The lacrosse saga continues at Duke University. The latest development: the so-called Group of 88 (now numbering 90, apparently after significant turnover) has released a statement rejecting criticism of an earlier advertisement, deploring “the atmosphere that allows sexism, racism, and sexual violence to be so prevalent on campus,” and calling on “all of us at Duke to do something about this.”
The earlier ad featured quotes from Duke students “shouting and whispering about what happened to this young woman and to themselves.” The Group of 88’s knee-jerk condemnation of the accused lacrosse players and allegations of pervasive racism and sexism at Duke betrayed an attitude conditioned more by noxious stereotypes than by the nuances of actual life – not to mention a disregard for the probably innocent young men, also Duke students. (For more, see Durham-in-Wonderland or LaShawn Barber.)

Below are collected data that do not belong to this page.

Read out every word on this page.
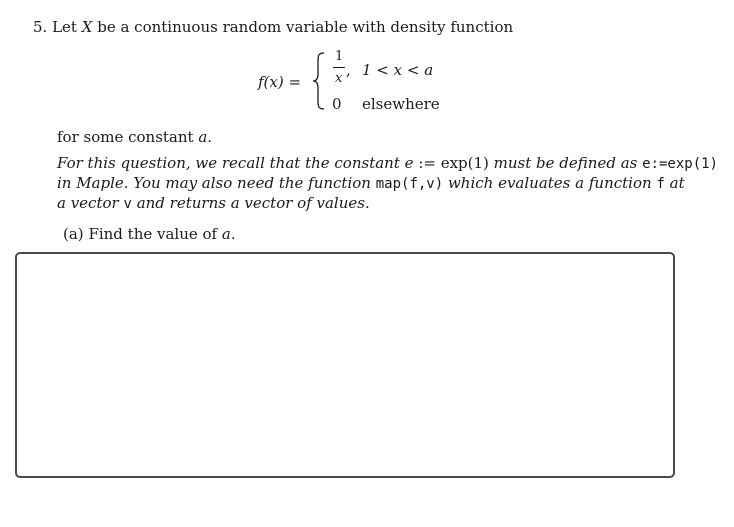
5. Let X be a continuous random variable with density function
f(x) =
1
x , 1 < x < a
0 elsewhere
for some constant a.
For this question, we recall that the constant e := exp(1) must be defined as e:=exp(1)
in Maple. You may also need the function map(f,v) which evaluates a function f at
a vector v and returns a vector of values.
(a) Find the value of a.
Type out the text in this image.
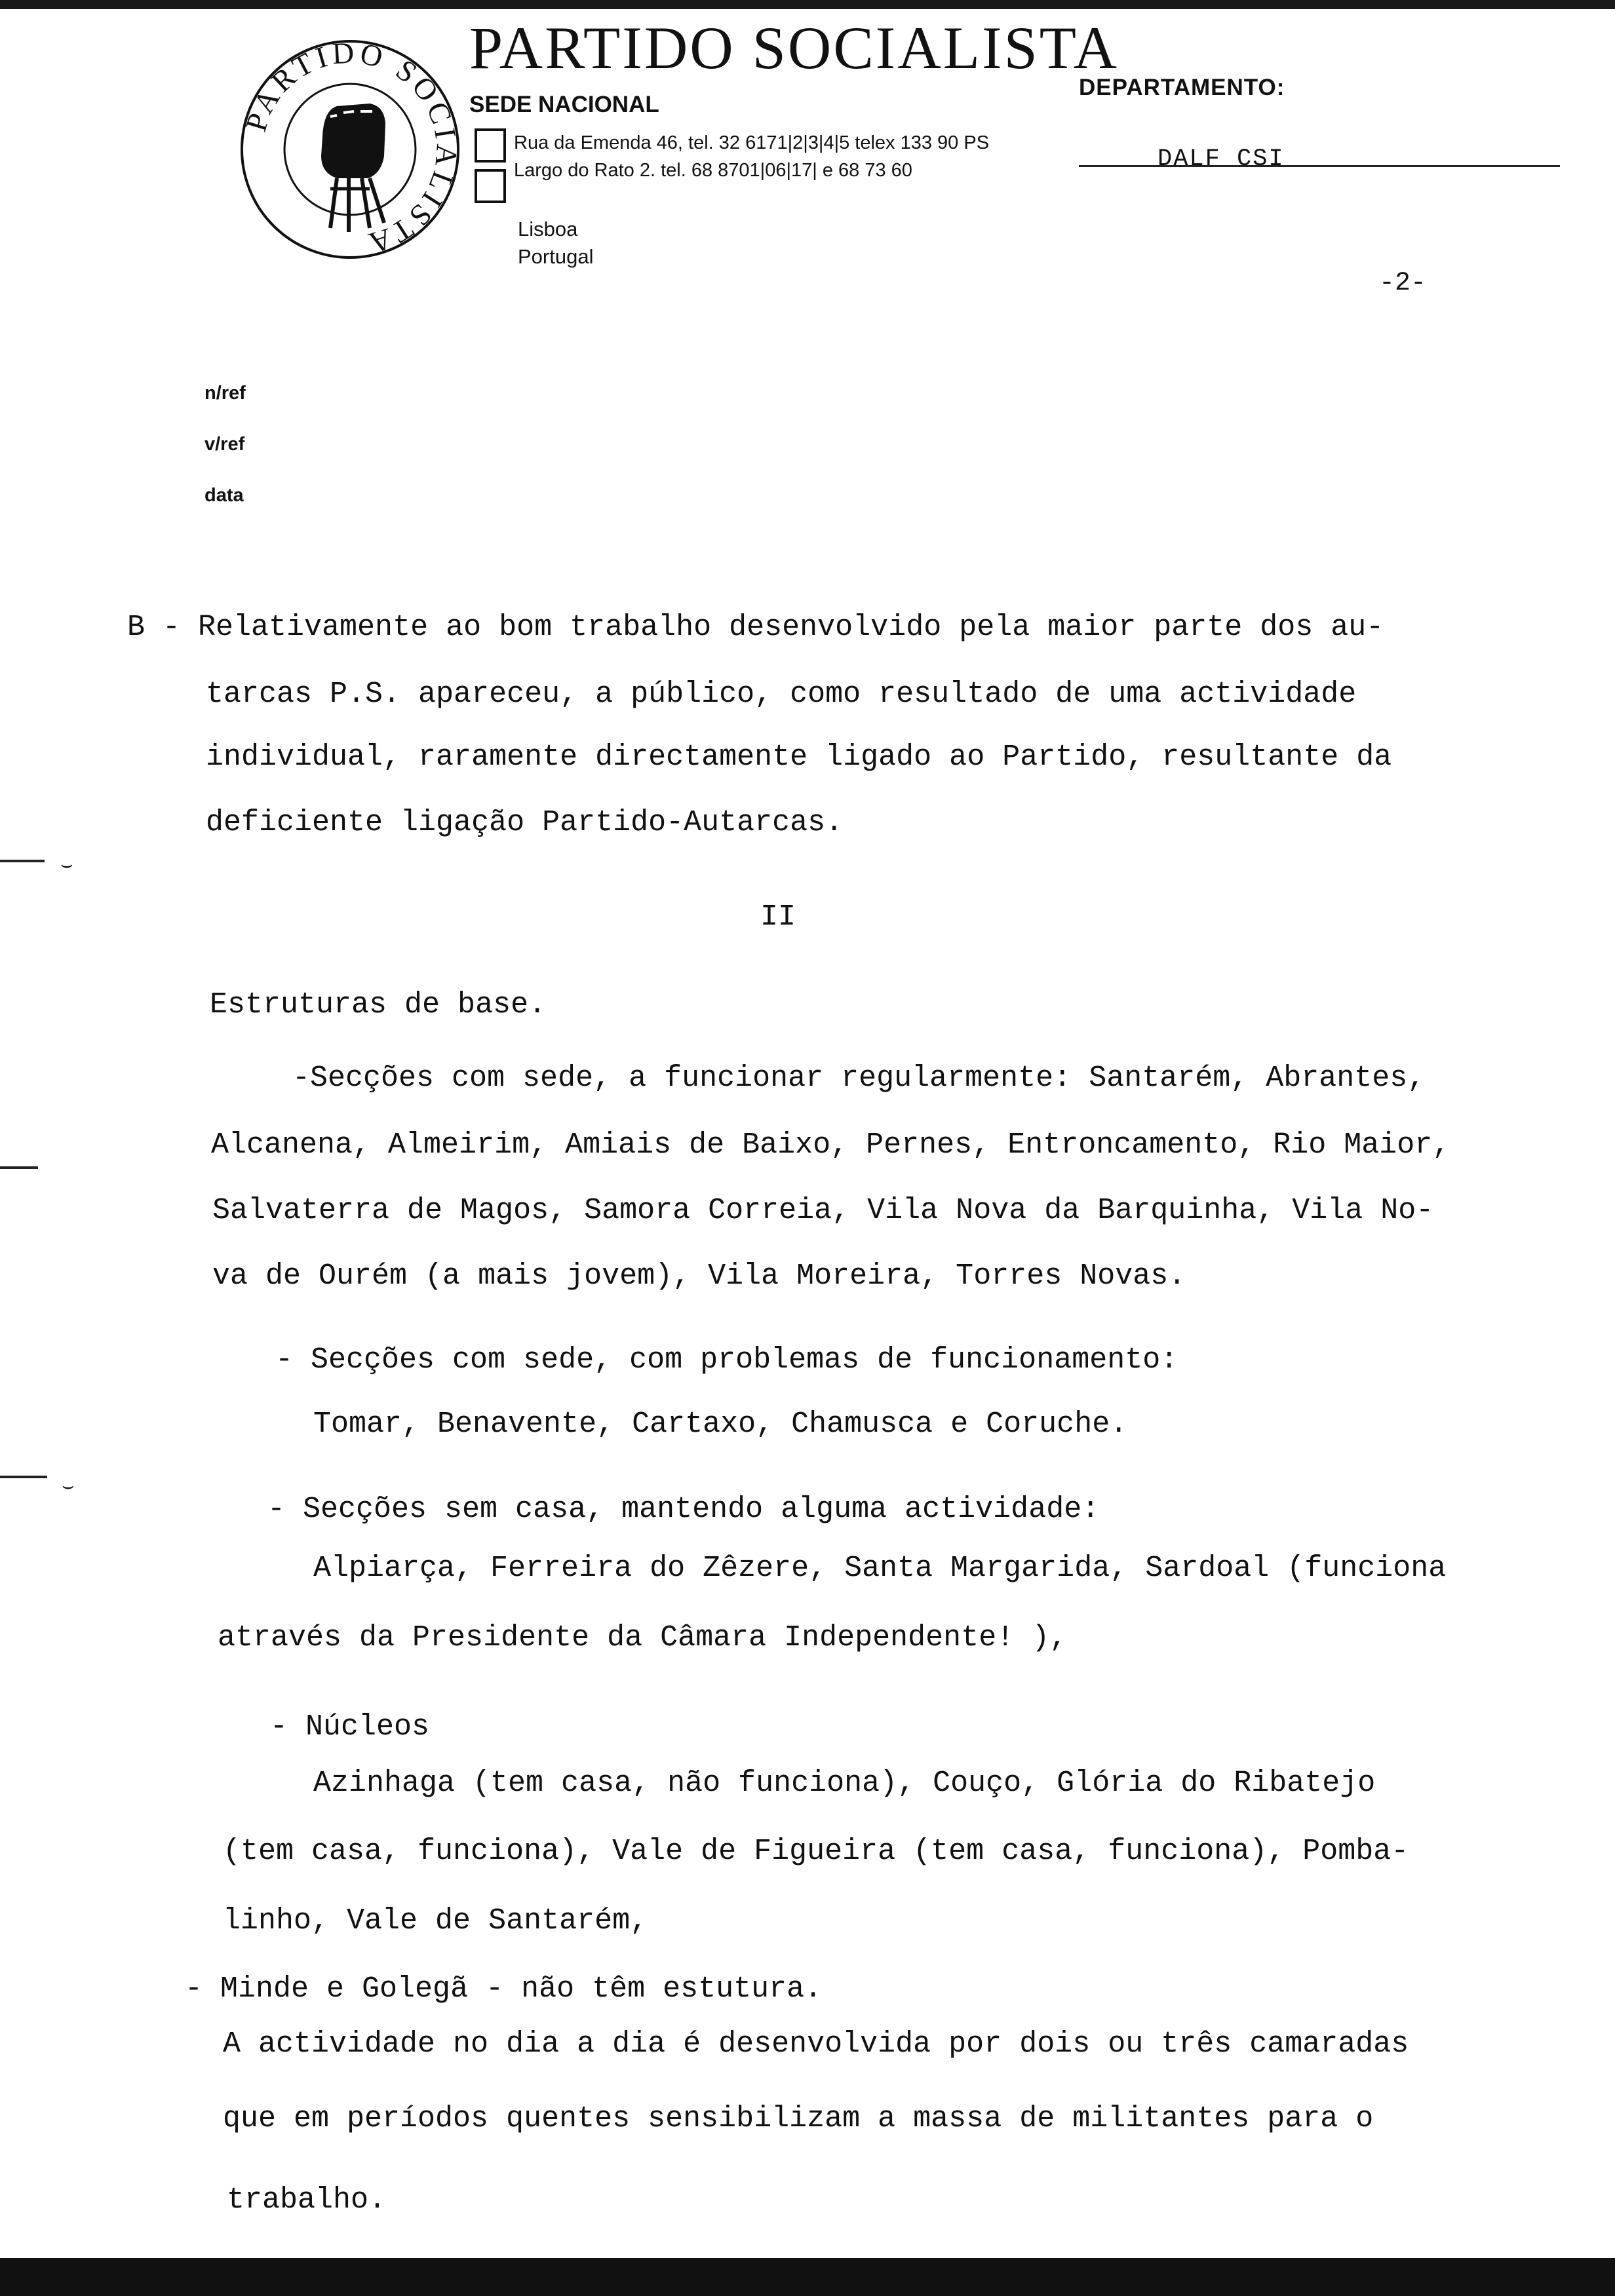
PARTIDO SOCIALISTA
PARTIDO SOCIALISTA
SEDE NACIONAL
DEPARTAMENTO:
Rua da Emenda 46, tel. 32 6171|2|3|4|5 telex 133 90 PS
Largo do Rato 2. tel. 68 8701|06|17| e 68 73 60	DALF CSI
Lisboa
Portugal
-2-
n/ref
v/ref
data
B - Relativamente ao bom trabalho desenvolvido pela maior parte dos au-
tarcas P.S. apareceu, a público, como resultado de uma actividade
individual, raramente directamente ligado ao Partido, resultante da
deficiente ligação Partido-Autarcas.
II
Estruturas de base.
-Secções com sede, a funcionar regularmente: Santarém, Abrantes,
Alcanena, Almeirim, Amiais de Baixo, Pernes, Entroncamento, Rio Maior,
Salvaterra de Magos, Samora Correia, Vila Nova da Barquinha, Vila No-
va de Ourém (a mais jovem), Vila Moreira, Torres Novas.
- Secções com sede, com problemas de funcionamento:
Tomar, Benavente, Cartaxo, Chamusca e Coruche.
- Secções sem casa, mantendo alguma actividade:
Alpiarça, Ferreira do Zêzere, Santa Margarida, Sardoal (funciona
através da Presidente da Câmara Independente! ),
- Núcleos
Azinhaga (tem casa, não funciona), Couço, Glória do Ribatejo
(tem casa, funciona), Vale de Figueira (tem casa, funciona), Pomba-
linho, Vale de Santarém,
- Minde e Golegã - não têm estutura.
A actividade no dia a dia é desenvolvida por dois ou três camaradas
que em períodos quentes sensibilizam a massa de militantes para o
trabalho.
⌣
⌣
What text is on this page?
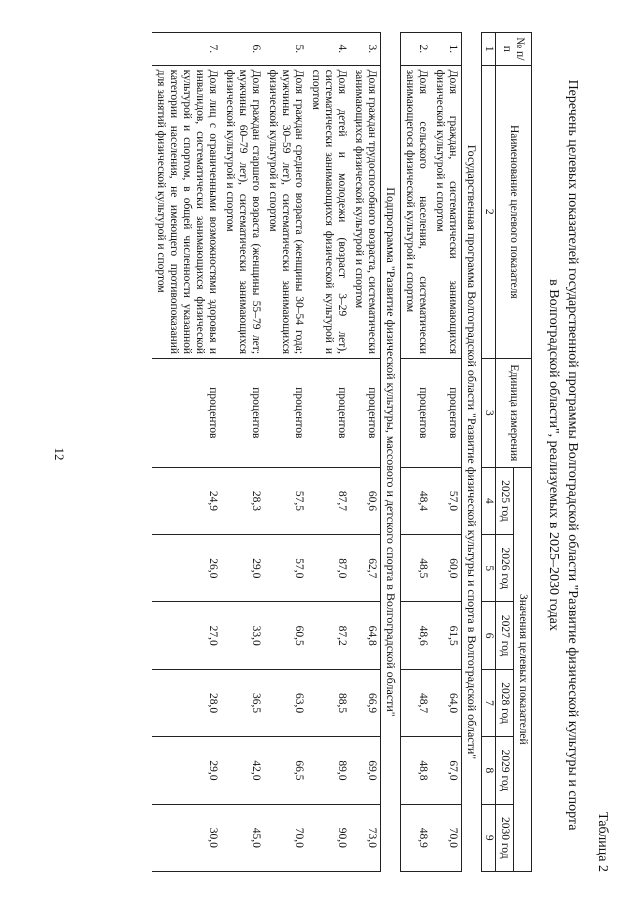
12
Таблица 2
Перечень целевых показателей государственной программы Волгоградской области "Развитие физической культуры и спорта
в Волгоградской области", реализуемых в 2025–2030 годах
№ п/п	Наименование целевого показателя	Единица измерения	Значения целевых показателей					
			2025 год	2026 год	2027 год	2028 год	2029 год	2030 год
1	2	3	4	5	6	7	8	9
Государственная программа Волгоградской области "Развитие физической культуры и спорта в Волгоградской области"								
1.	Доля граждан, систематически занимающихся физической культурой и спортом	процентов	57,0	60,0	61,5	64,0	67,0	70,0
2.	Доля сельского населения, систематически занимающегося физической культурой и спортом	процентов	48,4	48,5	48,6	48,7	48,8	48,9
Подпрограмма "Развитие физической культуры, массового и детского спорта в Волгоградской области"								
3.	Доля граждан трудоспособного возраста, систематически занимающихся физической культурой и спортом	процентов	60,6	62,7	64,8	66,9	69,0	73,0
4.	Доля детей и молодежи (возраст 3–29 лет), систематически занимающихся физической культурой и спортом	процентов	87,7	87,0	87,2	88,5	89,0	90,0
5.	Доля граждан среднего возраста (женщины 30–54 года; мужчины 30–59 лет), систематически занимающихся физической культурой и спортом	процентов	57,5	57,0	60,5	63,0	66,5	70,0
6.	Доля граждан старшего возраста (женщины 55–79 лет; мужчины 60–79 лет), систематически занимающихся физической культурой и спортом	процентов	28,3	29,0	33,0	36,5	42,0	45,0
7.	Доля лиц с ограниченными возможностями здоровья и инвалидов, систематически занимающихся физической культурой и спортом, в общей численности указанной категории населения, не имеющего противопоказаний для занятий физической культурой и спортом	процентов	24,9	26,0	27,0	28,0	29,0	30,0
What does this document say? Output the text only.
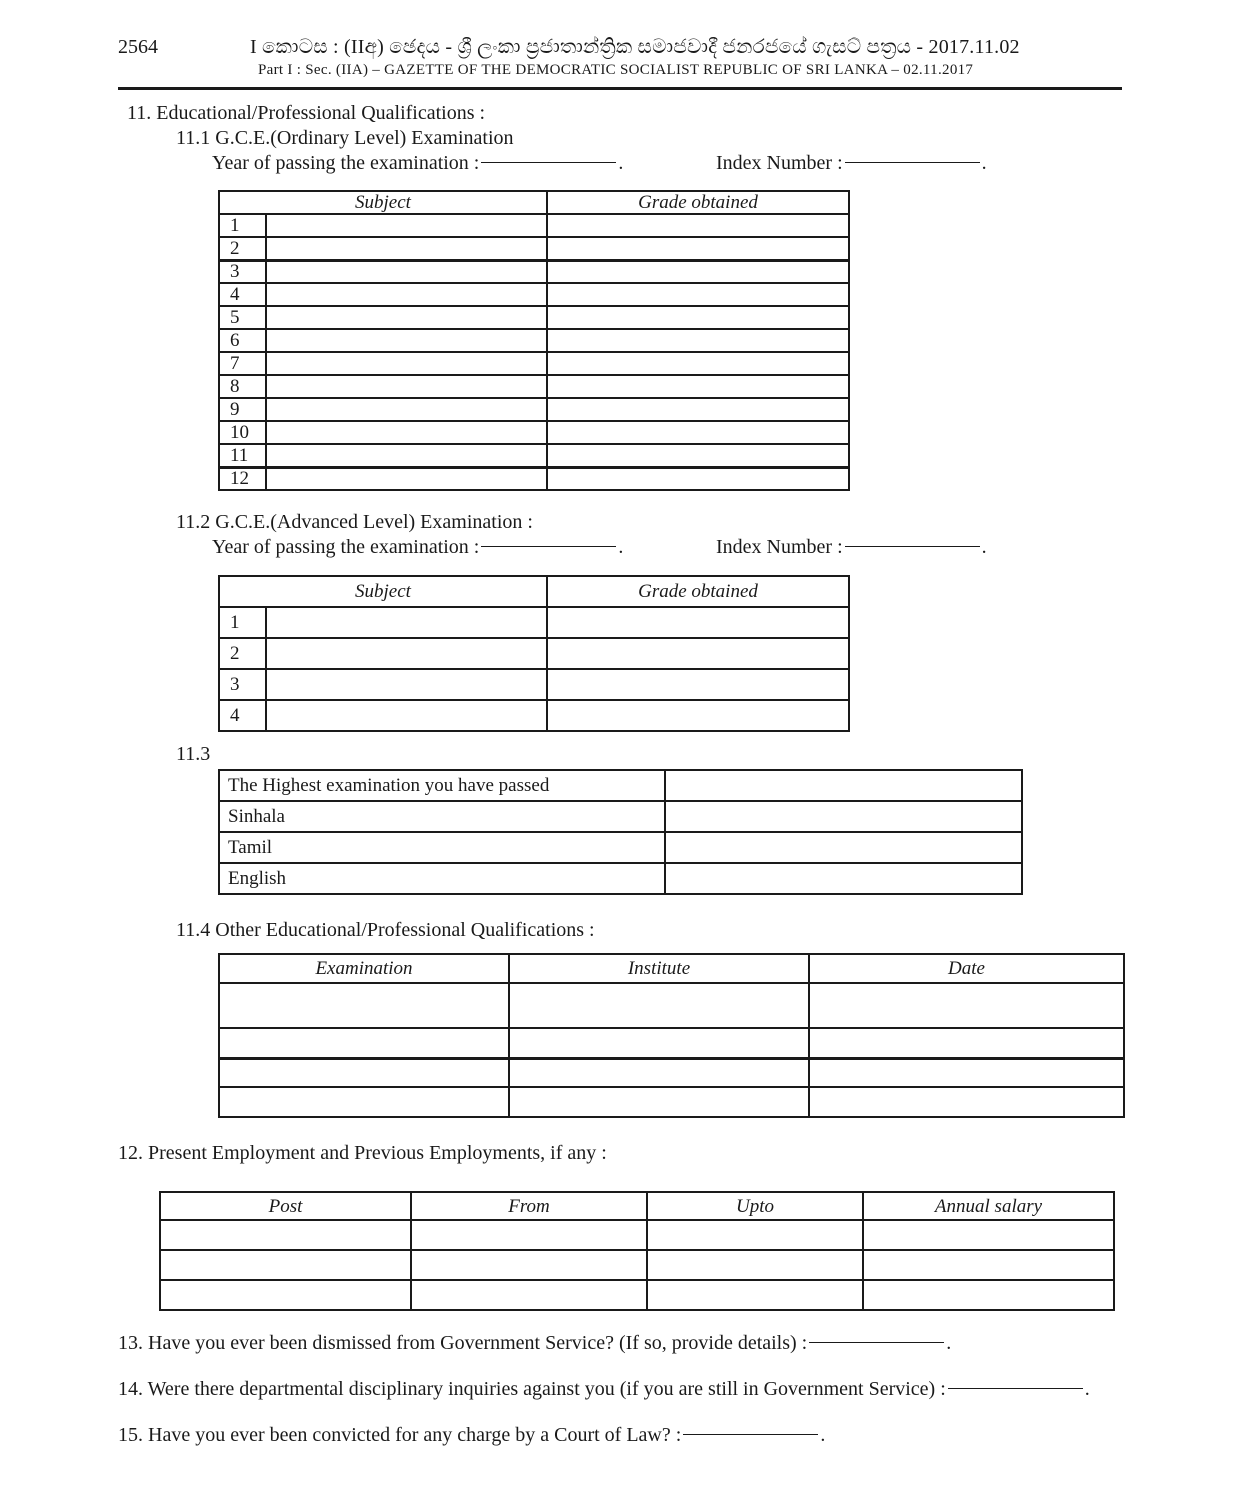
2564	I කොටස : (IIඅ) ඡෙදය - ශ්‍රී ලංකා ප්‍රජාතාන්ත්‍රික සමාජවාදී ජනරජයේ ගැසට් පත්‍රය - 2017.11.02
Part I : Sec. (IIA) – GAZETTE OF THE DEMOCRATIC SOCIALIST REPUBLIC OF SRI LANKA – 02.11.2017
11. Educational/Professional Qualifications :
11.1 G.C.E.(Ordinary Level) Examination
Year of passing the examination :	.	Index Number :	.
Subject		Grade obtained
1		
2		
3		
4		
5		
6		
7		
8		
9		
10		
11		
12		
11.2 G.C.E.(Advanced Level) Examination :
Year of passing the examination :	.	Index Number :	.
Subject		Grade obtained
1		
2		
3		
4		
11.3
The Highest examination you have passed	
Sinhala	
Tamil	
English	
11.4 Other Educational/Professional Qualifications :
Examination	Institute	Date

12. Present Employment and Previous Employments, if any :
Post	From	Upto	Annual salary

13. Have you ever been dismissed from Government Service? (If so, provide details) :	.
14. Were there departmental disciplinary inquiries against you (if you are still in Government Service) :	.
15. Have you ever been convicted for any charge by a Court of Law? :	.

To an attentive observer, the first stages of this affliction were apparent over 10 years ago. Duke was in my first screen of undergraduate colleges. In those pre-internet days, Barron’s Guide to American Colleges was a key resource. Among the 15 or so colleges that I initially considered, Duke was the only one that advertised in its Barron’s profile that it required “sensitivity training” of all freshmen. Not enamored of such a politicized campus, I never requested a viewbook from Duke. I never expected my snap judgement to be so gaudily vindicated.